Guest blogging can be another way to draw attention to your books and programs, and you can include a link in your bio to your website, blog page, or squeeze page. This is an especially good strategy when you are starting out and getting a small number of visitors, say less than 100 visitors for your posts. But if you write for a blogger with many more visitors, say 500 for each blog, you’ve gotten five times as many visitors for the same amount of work, and you have used your bio to introduce new visitors to your site.
Guest blogging can be an effective way to start your own blog too, such as Jon Morrow did and PcMate. He found it much more efficient to write for other bloggers as a “guest lecturer,” inviting readers to his coming soon page with an invitation to join his mailing list.
Then, when he was ready, he sent out a link to his new blog to 13,000 email subscribers to let them know about it.
For more information on doing guest blogging, you can find his course, and Publishers, Agents & Films can send a query for you to several hundred book bloggers, which include bloggers open to guest blogs.
How to Find Guest Blogging Opportunities
A good way to get a guest blog is to reach out to other bloggers and individuals in your field with large networks to let them know about your helpful information, so they may share it to their readers.
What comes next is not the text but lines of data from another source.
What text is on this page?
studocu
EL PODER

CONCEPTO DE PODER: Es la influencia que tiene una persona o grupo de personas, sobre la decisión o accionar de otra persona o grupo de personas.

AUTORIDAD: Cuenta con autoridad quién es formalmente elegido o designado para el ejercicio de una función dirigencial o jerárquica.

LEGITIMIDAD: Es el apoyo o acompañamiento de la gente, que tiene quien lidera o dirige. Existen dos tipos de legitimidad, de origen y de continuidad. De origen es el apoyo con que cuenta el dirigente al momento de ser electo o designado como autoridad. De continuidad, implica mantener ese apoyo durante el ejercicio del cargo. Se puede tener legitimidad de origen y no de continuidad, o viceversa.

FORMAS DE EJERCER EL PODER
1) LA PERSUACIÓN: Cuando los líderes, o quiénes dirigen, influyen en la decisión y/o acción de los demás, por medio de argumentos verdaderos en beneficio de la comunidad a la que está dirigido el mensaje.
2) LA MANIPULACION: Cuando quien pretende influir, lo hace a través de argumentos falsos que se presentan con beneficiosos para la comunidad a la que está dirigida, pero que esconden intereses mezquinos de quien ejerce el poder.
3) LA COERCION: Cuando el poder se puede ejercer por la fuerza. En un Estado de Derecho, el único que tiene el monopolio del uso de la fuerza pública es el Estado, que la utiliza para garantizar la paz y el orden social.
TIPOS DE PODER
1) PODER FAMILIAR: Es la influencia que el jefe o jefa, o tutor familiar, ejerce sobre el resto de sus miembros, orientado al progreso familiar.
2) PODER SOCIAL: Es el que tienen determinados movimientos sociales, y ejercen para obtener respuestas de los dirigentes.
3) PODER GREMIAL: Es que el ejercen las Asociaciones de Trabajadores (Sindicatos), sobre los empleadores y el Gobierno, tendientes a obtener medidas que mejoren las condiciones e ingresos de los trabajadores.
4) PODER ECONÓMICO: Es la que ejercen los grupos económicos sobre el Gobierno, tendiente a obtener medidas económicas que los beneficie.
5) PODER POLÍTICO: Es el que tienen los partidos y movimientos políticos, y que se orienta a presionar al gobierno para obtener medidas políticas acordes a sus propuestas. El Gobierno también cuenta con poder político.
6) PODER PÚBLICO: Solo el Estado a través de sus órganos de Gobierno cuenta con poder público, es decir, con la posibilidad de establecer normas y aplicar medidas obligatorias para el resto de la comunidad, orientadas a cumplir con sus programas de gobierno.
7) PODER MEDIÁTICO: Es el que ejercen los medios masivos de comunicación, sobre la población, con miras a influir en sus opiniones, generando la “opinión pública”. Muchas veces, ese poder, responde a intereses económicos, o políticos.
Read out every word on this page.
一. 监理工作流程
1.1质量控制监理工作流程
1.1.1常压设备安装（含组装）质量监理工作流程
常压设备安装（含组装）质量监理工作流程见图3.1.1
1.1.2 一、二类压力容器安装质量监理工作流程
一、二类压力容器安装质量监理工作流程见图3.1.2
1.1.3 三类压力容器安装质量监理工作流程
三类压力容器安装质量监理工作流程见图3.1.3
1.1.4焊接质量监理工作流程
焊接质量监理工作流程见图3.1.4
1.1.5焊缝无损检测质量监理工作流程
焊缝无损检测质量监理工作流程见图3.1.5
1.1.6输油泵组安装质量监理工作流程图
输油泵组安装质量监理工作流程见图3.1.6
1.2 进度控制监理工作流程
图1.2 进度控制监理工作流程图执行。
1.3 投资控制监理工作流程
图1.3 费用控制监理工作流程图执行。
One way to find these contacts is by looking for directories and lists of bloggers on the Internet. For example, Jon Morrow has created The Big Black Book of Rock-Solid Guest Blogging Targets, which includes about 100 blogging sites he has found especially receptive in different categories, including business and entrepreneurship, career, freelancing, marketing, news, culture, and entertainment, parenting, self-improvement, social media, and the editors at the Huffington Post and Fast Company.
When you approach bloggers about being a guest blogger, think broadly about their potential audience, since their interests might not just be confined to a blogger’s topic, but to other subjects of interest to their demographic. For instance, take someone is writing about gardening. Beyond just pitching his blog to other gardening blogs, he might broaden his pitch to encompass the wider audience for his blog. In this case, since the majority of gardeners are women with kids, and many are money and health conscious, they are likely to be reading parenting sites or health and self-improvement sites. So he should pitch his guest blog to bloggers with such sites. Likewise, think of bloggers writing for audiences who might be interested in your subject, too.
Becoming a Blogger for the Huffington Post
If possible, write a guest blog for the Huffington Post, which has 95 million visitors a month and thousands of writers. If you can write three blogs for them, you could be invited to be a columnist, so you have a regular link there, such as I have. The post has to be reviewed by an editor, but as long as it meets their guidelines, it is usually posted within a day or so. You won’t get paid, but you will gain credibility as an expert on your subject.
As a Huffington Post blogger, you can’t write an article that’s directly promotional, but you can include information about yourself in your bio, including a link to your blog, company website, squeeze page, or subscription form. Your article should provide the reader with useful information on some subject.
For example, I have written articles on new trends in science, technology, business and society (which later got turned into a book called Transformations), on avoiding consumer and merchant fraud (which later became a book, Scammed), protecting oneself from Internet book piracy (later turned into a book, The Battle Against Internet Book Piracy), and some self-help topics.
After you write the article, you suggest the category for it.
When you write these Huffington Post articles, it’s best to include several links to related topics or to resources you used in researching your article, since this gives your article more credibility and the editors like having these links. While I originally got connected through a publicist, Jana Collins of Jones & Omalley then got an invitation to become a columnist, and now can post articles myself, Morrison includes a list of editors you can contact directly in his Big Black Book.